Establishment of THTT derivatives as potential antileishmanial and anti-inflammatory agents through in vitro and in silico investigations.

Cutaneous leishmaniasis, a neglected tropical disease (NTD) caused by Leishmania tropica, Leishmania major and other members of the same species, poses significant challenges in the public health sector, especially in developing countries. The limitations of current treatments, including toxicity, resistance, availability, and cost effectiveness, necessitate the development of novel therapeutics. This study investigated the leishmanicidal potential of five Thiadiazine thione derivatives (THTT) against L. tropica, at a dose range of 25-426 µM using an MTT assay. Compounds T9, T24, T25 (tris-THTT) and PG (mono-THTT) exhibited notable IC₅₀ values of 20.01, 26.94, 27.71, and 82.79 µM, respectively. Moreover, the same compounds demonstrated promising docking scores against critical leishmanial enzymes, such as Trypanothione reductase, Trypanothione synthetase, Leishmanolysin, and C24-sterol methyl transferase. Hemolytic assay revealed that all the compounds are non-toxic at lower concentrations.

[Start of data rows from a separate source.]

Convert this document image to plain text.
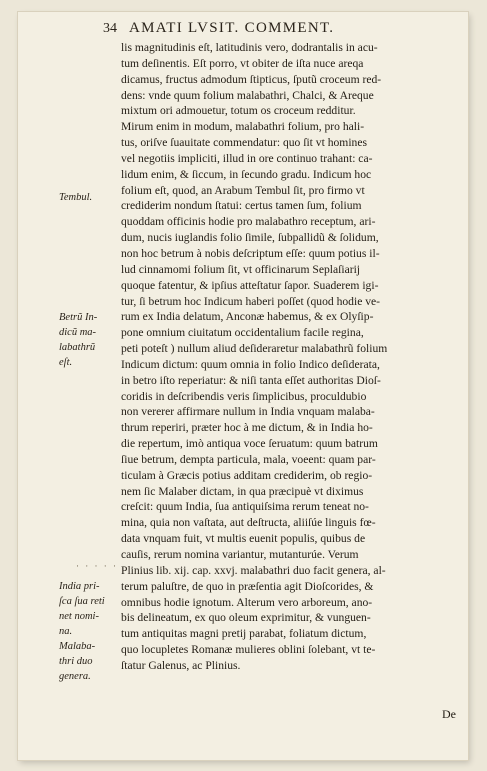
34 AMATI LVSIT. COMMENT.
lis magnitudinis eſt, latitudinis vero, dodrantalis in acu-
tum deſinentis. Eſt porro, vt obiter de iſta nuce areqa
dicamus, fructus admodum ſtipticus, ſputũ croceum red-
dens: vnde quum folium malabathri, Chalci, & Areque
mixtum ori admouetur, totum os croceum redditur.
Mirum enim in modum, malabathri folium, pro hali-
tus, oriſve ſuauitate commendatur: quo ſit vt homines
vel negotiis impliciti, illud in ore continuo trahant: ca-
lidum enim, & ſiccum, in ſecundo gradu. Indicum hoc
folium eſt, quod, an Arabum Tembul ſit, pro firmo vt
crediderim nondum ſtatui: certus tamen ſum, folium
quoddam officinis hodie pro malabathro receptum, ari-
dum, nucis iuglandis folio ſimile, ſubpallidũ & ſolidum,
non hoc betrum à nobis deſcriptum eſſe: quum potius il-
lud cinnamomi folium ſit, vt officinarum Seplaſiarij
quoque fatentur, & ipſius atteſtatur ſapor. Suaderem igi-
tur, ſi betrum hoc Indicum haberi poſſet (quod hodie ve-
rum ex India delatum, Anconæ habemus, & ex Olyſip-
pone omnium ciuitatum occidentalium facile regina,
peti poteſt ) nullum aliud deſideraretur malabathrũ folium
Indicum dictum: quum omnia in folio Indico deſiderata,
in betro iſto reperiatur: & niſi tanta eſſet authoritas Dioſ-
coridis in deſcribendis veris ſimplicibus, proculdubio
non vererer affirmare nullum in India vnquam malaba-
thrum reperiri, præter hoc à me dictum, & in India ho-
die repertum, imò antiqua voce ſeruatum: quum batrum
ſiue betrum, dempta particula, mala, voeent: quam par-
ticulam à Græcis potius additam crediderim, ob regio-
nem ſic Malaber dictam, in qua præcipuè vt diximus
creſcit: quum India, ſua antiquiſsima rerum teneat no-
mina, quia non vaſtata, aut deſtructa, aliiſúe linguis fœ-
data vnquam fuit, vt multis euenit populis, quibus de
cauſis, rerum nomina variantur, mutanturúe. Verum
Plinius lib. xij. cap. xxvj. malabathri duo facit genera, al-
terum paluſtre, de quo in præſentia agit Dioſcorides, &
omnibus hodie ignotum. Alterum vero arboreum, ano-
bis delineatum, ex quo oleum exprimitur, & vunguen-
tum antiquitas magni pretij parabat, foliatum dictum,
quo locupletes Romanæ mulieres oblini ſolebant, vt te-
ſtatur Galenus, ac Plinius.
Tembul.
Betrũ In-
dicũ ma-
labathrũ
eſt.
· · · · ·
India pri-
ſca ſua reti
net nomi-
na.
Malaba-
thri duo
genera.
De
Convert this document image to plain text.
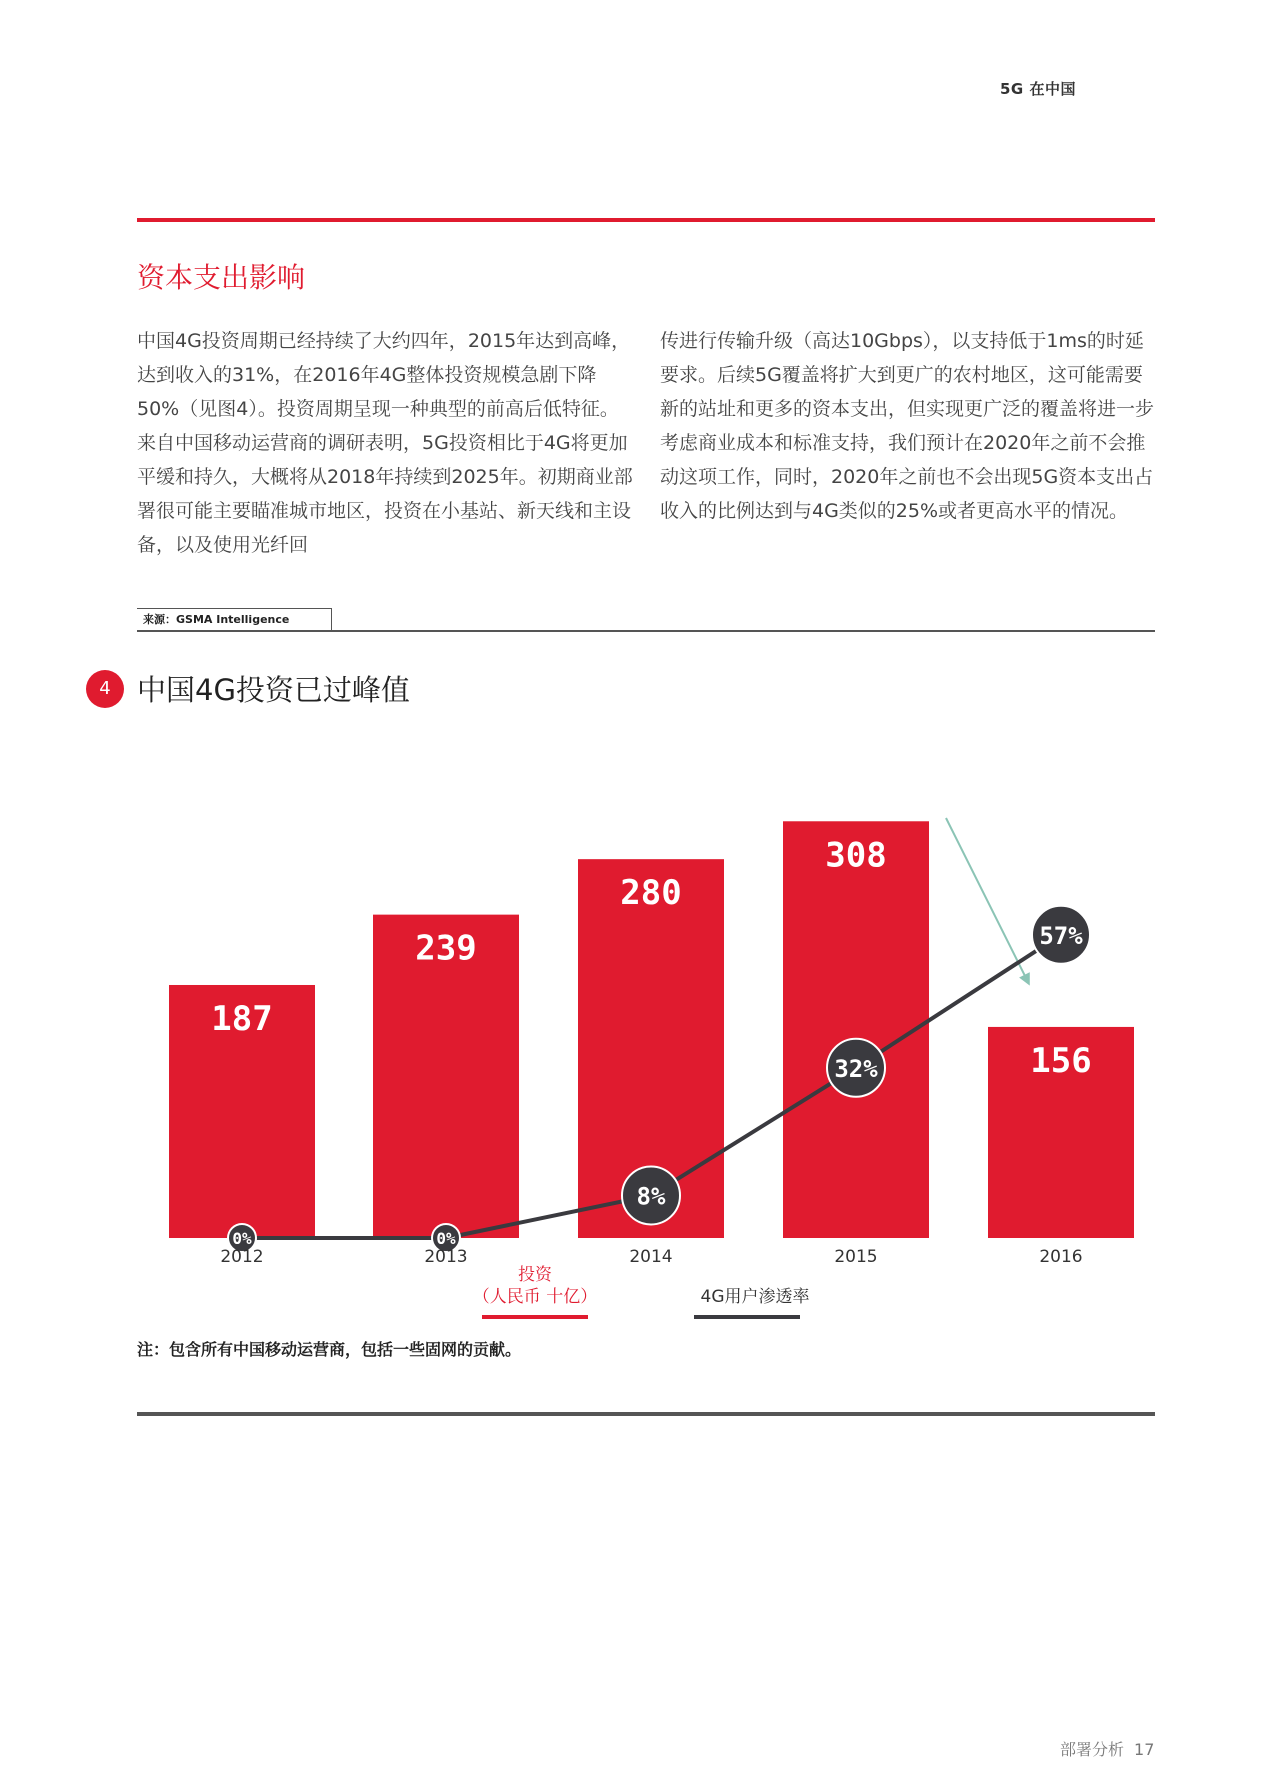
5G 在中国
资本支出影响

中国4G投资周期已经持续了大约四年，2015年达到高峰，达到收入的31%，在2016年4G整体投资规模急剧下降50%（见图4）。投资周期呈现一种典型的前高后低特征。来自中国移动运营商的调研表明，5G投资相比于4G将更加平缓和持久，大概将从2018年持续到2025年。初期商业部署很可能主要瞄准城市地区，投资在小基站、新天线和主设备，以及使用光纤回

传进行传输升级（高达10Gbps），以支持低于1ms的时延要求。后续5G覆盖将扩大到更广的农村地区，这可能需要新的站址和更多的资本支出，但实现更广泛的覆盖将进一步考虑商业成本和标准支持，我们预计在2020年之前不会推动这项工作，同时，2020年之前也不会出现5G资本支出占收入的比例达到与4G类似的25%或者更高水平的情况。

来源：GSMA Intelligence
4 中国4G投资已过峰值
187
239
280
308
156
0%	0%
8%
32%
57%
2012	2013	2014	2015	2016
投资
（人民币 十亿）	4G用户渗透率
注：包含所有中国移动运营商，包括一些固网的贡献。
部署分析 17
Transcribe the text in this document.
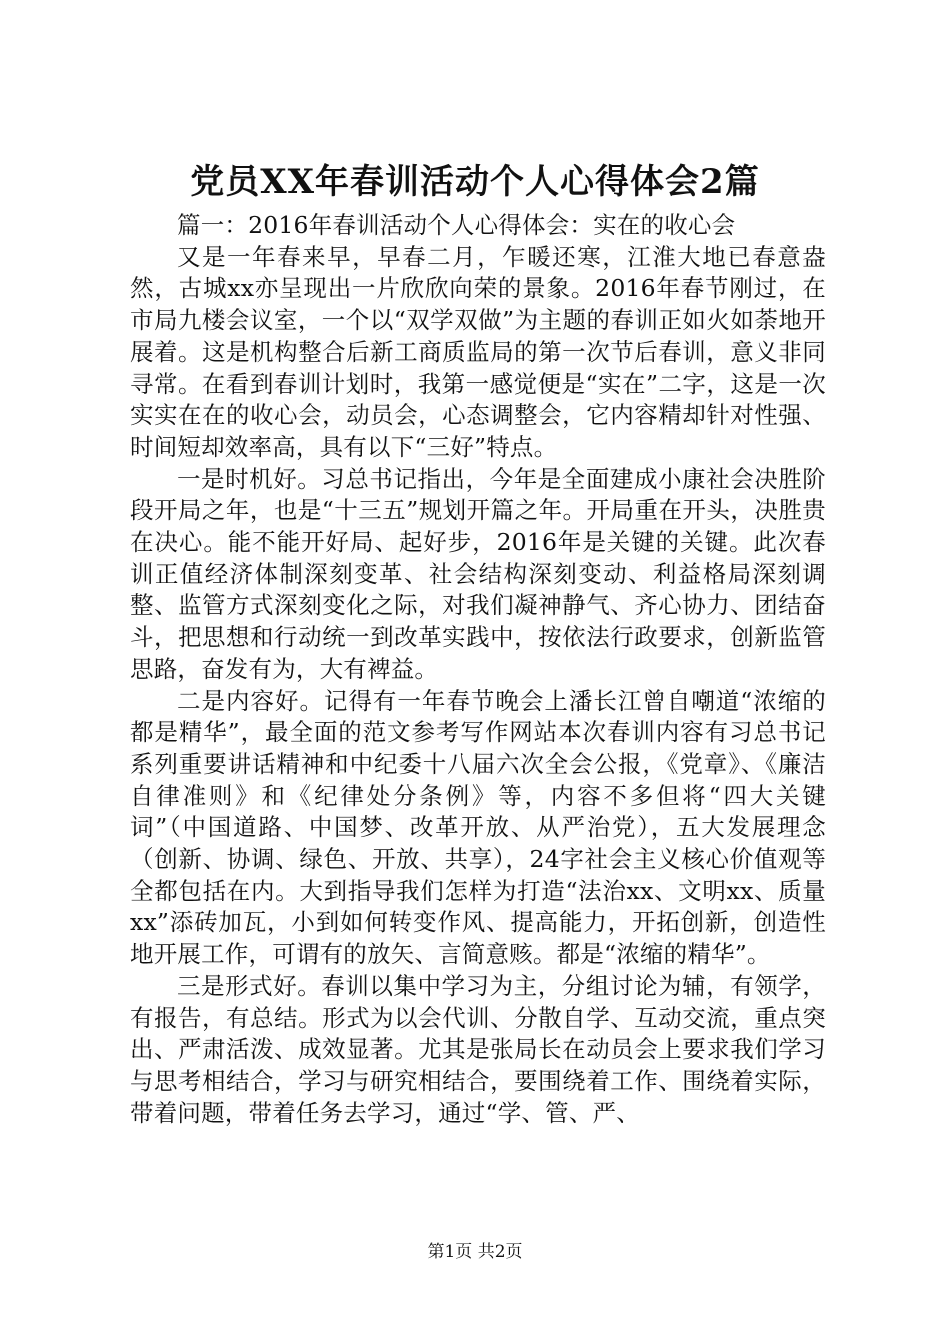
党员XX年春训活动个人心得体会2篇

篇一：2016年春训活动个人心得体会：实在的收心会

又是一年春来早，早春二月，乍暖还寒，江淮大地已春意盎然，古城xx亦呈现出一片欣欣向荣的景象。2016年春节刚过，在市局九楼会议室，一个以“双学双做”为主题的春训正如火如荼地开展着。这是机构整合后新工商质监局的第一次节后春训，意义非同寻常。在看到春训计划时，我第一感觉便是“实在”二字，这是一次实实在在的收心会，动员会，心态调整会，它内容精却针对性强、时间短却效率高，具有以下“三好”特点。

一是时机好。习总书记指出，今年是全面建成小康社会决胜阶段开局之年，也是“十三五”规划开篇之年。开局重在开头，决胜贵在决心。能不能开好局、起好步，2016年是关键的关键。此次春训正值经济体制深刻变革、社会结构深刻变动、利益格局深刻调整、监管方式深刻变化之际，对我们凝神静气、齐心协力、团结奋斗，把思想和行动统一到改革实践中，按依法行政要求，创新监管思路，奋发有为，大有裨益。

二是内容好。记得有一年春节晚会上潘长江曾自嘲道“浓缩的都是精华”，最全面的范文参考写作网站本次春训内容有习总书记系列重要讲话精神和中纪委十八届六次全会公报，《党章》、《廉洁自律准则》和《纪律处分条例》等，内容不多但将“四大关键词”（中国道路、中国梦、改革开放、从严治党），五大发展理念（创新、协调、绿色、开放、共享），24字社会主义核心价值观等全都包括在内。大到指导我们怎样为打造“法治xx、文明xx、质量xx”添砖加瓦，小到如何转变作风、提高能力，开拓创新，创造性地开展工作，可谓有的放矢、言简意赅。都是“浓缩的精华”。

三是形式好。春训以集中学习为主，分组讨论为辅，有领学，有报告，有总结。形式为以会代训、分散自学、互动交流，重点突出、严肃活泼、成效显著。尤其是张局长在动员会上要求我们学习与思考相结合，学习与研究相结合，要围绕着工作、围绕着实际，带着问题，带着任务去学习，通过“学、管、严、

第1页 共2页
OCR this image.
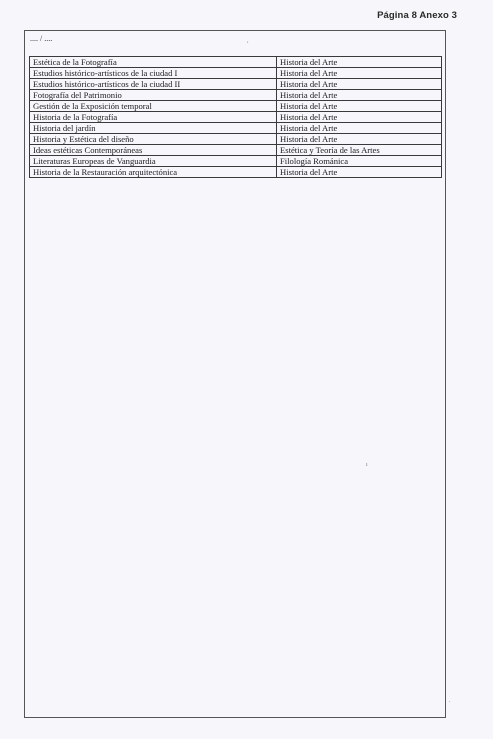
Página 8 Anexo 3
.... / ....	,
ı
.
Estética de la Fotografía	Historia del Arte
Estudios histórico-artísticos de la ciudad I	Historia del Arte
Estudios histórico-artísticos de la ciudad II	Historia del Arte
Fotografía del Patrimonio	Historia del Arte
Gestión de la Exposición temporal	Historia del Arte
Historia de la Fotografía	Historia del Arte
Historia del jardín	Historia del Arte
Historia y Estética del diseño	Historia del Arte
Ideas estéticas Contemporáneas	Estética y Teoría de las Artes
Literaturas Europeas de Vanguardia	Filología Románica
Historia de la Restauración arquitectónica	Historia del Arte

Mono-THTTs (PG and BG) showed higher CC₅₀ values i.e., 401.65, 375.68 as compared to tris-THTTs (T9, T24, T25) which is 104.61, 104.51 and 89.73 µM respectively. All derivatives showed high selectivity indices (SI) compared to the standard drug Amphotericin-B. Furthermore, in-silico investigations targeting COX1 and COX2 enzymes unveiled a high affinity of the tested compounds towards these enzymes, indicating their potential involvement as anti-inflammatory agents. Subsequent in-vitro HRBC membrane stabilization and egg albumin denaturation assays confirmed the anti-inflammatory potential of all the compounds. These findings validate THTT derivatives as an effective and novel class of anti-leishmanial agents against L. tropica with a favorable safety profile and potential anti-inflammatory properties. Further research is recommended to elucidate their mechanisms of action and in-vivo efficacy.